In a letter to a friend Mme de Sevigne recounted the events as they ocurred in April of 1671:-

"It is Sunday, the 26th of April; this letter will not go till Wednesday. It is not really a letter, but an account, which Moreuil has just given me for your benefit, of what happened at Chantilly concerning Vatel. I wrote you on Friday that he had stabbed himself; here is the story in detail.


The promenade, the collation in a spot carpeted with jonquils - all was perfection. Supper came; the roast failed at one or two tables on account of a number of unexpected guests. This upset Vatel. He said several times: 'My honor is lost; this is a humiliation that I cannot endure.' To Gourville he said. 'My head is swimming; I have not slept for twelve nights; help me to give my orders.' Gourville consoled him as best he could, but the roast which had failed (not at the king's, but at the twenty-fifth table), haunted his mind.
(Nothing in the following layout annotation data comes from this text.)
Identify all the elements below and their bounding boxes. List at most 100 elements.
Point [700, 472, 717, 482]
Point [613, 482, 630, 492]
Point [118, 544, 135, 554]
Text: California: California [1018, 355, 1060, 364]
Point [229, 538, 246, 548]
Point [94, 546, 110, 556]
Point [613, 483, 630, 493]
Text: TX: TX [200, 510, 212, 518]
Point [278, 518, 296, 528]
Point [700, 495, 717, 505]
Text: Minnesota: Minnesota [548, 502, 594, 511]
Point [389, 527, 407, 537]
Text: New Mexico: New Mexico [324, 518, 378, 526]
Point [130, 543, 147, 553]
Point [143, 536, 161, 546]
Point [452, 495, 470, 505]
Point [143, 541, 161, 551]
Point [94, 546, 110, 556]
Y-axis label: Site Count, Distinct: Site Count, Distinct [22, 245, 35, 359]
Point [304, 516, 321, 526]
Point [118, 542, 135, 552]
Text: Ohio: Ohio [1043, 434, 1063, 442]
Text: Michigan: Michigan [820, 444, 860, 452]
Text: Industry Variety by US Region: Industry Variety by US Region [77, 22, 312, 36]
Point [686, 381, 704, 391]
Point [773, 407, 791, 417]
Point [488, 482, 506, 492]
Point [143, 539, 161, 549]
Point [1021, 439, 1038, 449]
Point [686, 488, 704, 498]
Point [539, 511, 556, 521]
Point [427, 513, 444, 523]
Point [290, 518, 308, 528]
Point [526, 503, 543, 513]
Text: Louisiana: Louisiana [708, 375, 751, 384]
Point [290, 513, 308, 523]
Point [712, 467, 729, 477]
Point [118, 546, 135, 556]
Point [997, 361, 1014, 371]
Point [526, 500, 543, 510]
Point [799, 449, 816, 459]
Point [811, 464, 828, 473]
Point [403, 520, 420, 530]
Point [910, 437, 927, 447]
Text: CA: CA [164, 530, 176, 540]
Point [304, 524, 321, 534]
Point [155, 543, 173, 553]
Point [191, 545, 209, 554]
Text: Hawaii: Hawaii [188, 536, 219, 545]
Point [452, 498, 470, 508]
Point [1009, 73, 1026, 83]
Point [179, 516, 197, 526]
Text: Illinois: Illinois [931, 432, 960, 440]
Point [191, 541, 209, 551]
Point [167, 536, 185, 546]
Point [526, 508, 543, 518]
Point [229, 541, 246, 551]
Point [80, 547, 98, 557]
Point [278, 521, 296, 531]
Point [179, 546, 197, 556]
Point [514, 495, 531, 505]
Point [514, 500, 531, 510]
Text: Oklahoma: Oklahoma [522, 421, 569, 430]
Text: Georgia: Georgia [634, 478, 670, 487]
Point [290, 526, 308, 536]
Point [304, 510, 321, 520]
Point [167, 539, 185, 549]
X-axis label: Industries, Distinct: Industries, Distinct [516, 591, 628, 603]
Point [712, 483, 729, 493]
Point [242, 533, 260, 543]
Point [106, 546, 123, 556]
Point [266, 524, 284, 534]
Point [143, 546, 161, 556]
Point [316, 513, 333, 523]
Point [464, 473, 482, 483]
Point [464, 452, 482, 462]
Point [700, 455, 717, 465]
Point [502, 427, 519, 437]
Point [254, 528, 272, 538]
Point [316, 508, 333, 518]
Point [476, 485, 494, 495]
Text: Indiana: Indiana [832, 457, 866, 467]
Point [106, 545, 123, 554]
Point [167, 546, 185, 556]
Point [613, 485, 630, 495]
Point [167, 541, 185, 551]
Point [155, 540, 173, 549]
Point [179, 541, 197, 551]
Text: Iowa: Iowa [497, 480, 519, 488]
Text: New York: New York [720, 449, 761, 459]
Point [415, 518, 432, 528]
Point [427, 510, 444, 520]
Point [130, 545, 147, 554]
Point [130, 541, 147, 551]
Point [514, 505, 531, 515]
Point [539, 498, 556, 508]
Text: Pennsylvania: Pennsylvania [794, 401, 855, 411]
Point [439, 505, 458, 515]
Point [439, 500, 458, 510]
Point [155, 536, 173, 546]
Gourville told Monsieur le Prince about it, and Monsieur le Prince went up to Vatel in his own room and said to him, 'Vatel, all goes well; there never was anything so beautiful as the king's supper.' He answered, 'Monseigneur, your goodness overwhelms me. I know that the roast failed at two tables.' 'Nothing of the sort,' said Monsieur le Prince. 'Do not disturb yourself, all is well."
Midnight comes. The fireworks do not succeed on account of a cloud that overspreads them (they cost sixteen thousand francs). At four o'clock in the morning Vatel is wandering about all over the place. Everything is asleep. He meets a small purveyor with two loads of fish and asks him, 'Is this all?', 'Yes, sir.' The man did not know that Vatel had sent to all the seaport towns in France. Vatel waits some time, but the other purveyors do not arrive; he gets excited; he thinks that there will be no more fish.

He finds Gourville and says to him, 'Sir, I shall not be able to survive this disgrace.' Gourville only laughs at him. Then Vatel goes up to his own room, puts his sword against the door, and runs it through his heart, but only at the third thrust, for he gave himself two wounds which were not mortal. He falls dead.

Meanwhile the fish is coming in from every side, and people are seeking for Vatel to distribute it. They go to his room, they knock, they burst open the door, they find him lying bathed in his blood. They send for Monsieur le Prince, who is in utter despair. Monsieur le Duc bursts into tears; it was upon Vatel that his whole journey to Burgundy depended. Monsieurie Prince informed the king, very sadly; they agreed that it all came from Vatel's having his own code of honor, and they praised his courage highly even while they blamed him...

Gourville, however, tried to repair the loss of Vatel, and did repair it. The dinner was excellent; so was the luncheon. They supped, they walked, they played, they hunted. The scent of jonquils was everywhere; it was all enchanting."

Friday, October 1, 2010

Jump, Jive and Wail- Found new blog!

Just today I received in the mail a book I have been coveting for a while; "Vintage Hairstyles" by Lauren Rennells, who is a freelance hair and makeup artist for film and television. Turning to the back of the book with the author information I found that she has a blog called Bobbypin Blog.

Intrigued? You should be. Not only does she showcase styles of the past and tell you how to create them, but she posts ridiculous advice from past publications, such as the Gasoline Shampoo, or singeing hair to make it healthier (hopefully not both in combination or good-bye hair). If this were not enough the site has a charming retro playlist to put you in the right mood as you read. Go forth, check it out, and report back on your findings! I will review the book itself when I have had a chance to put it to the test.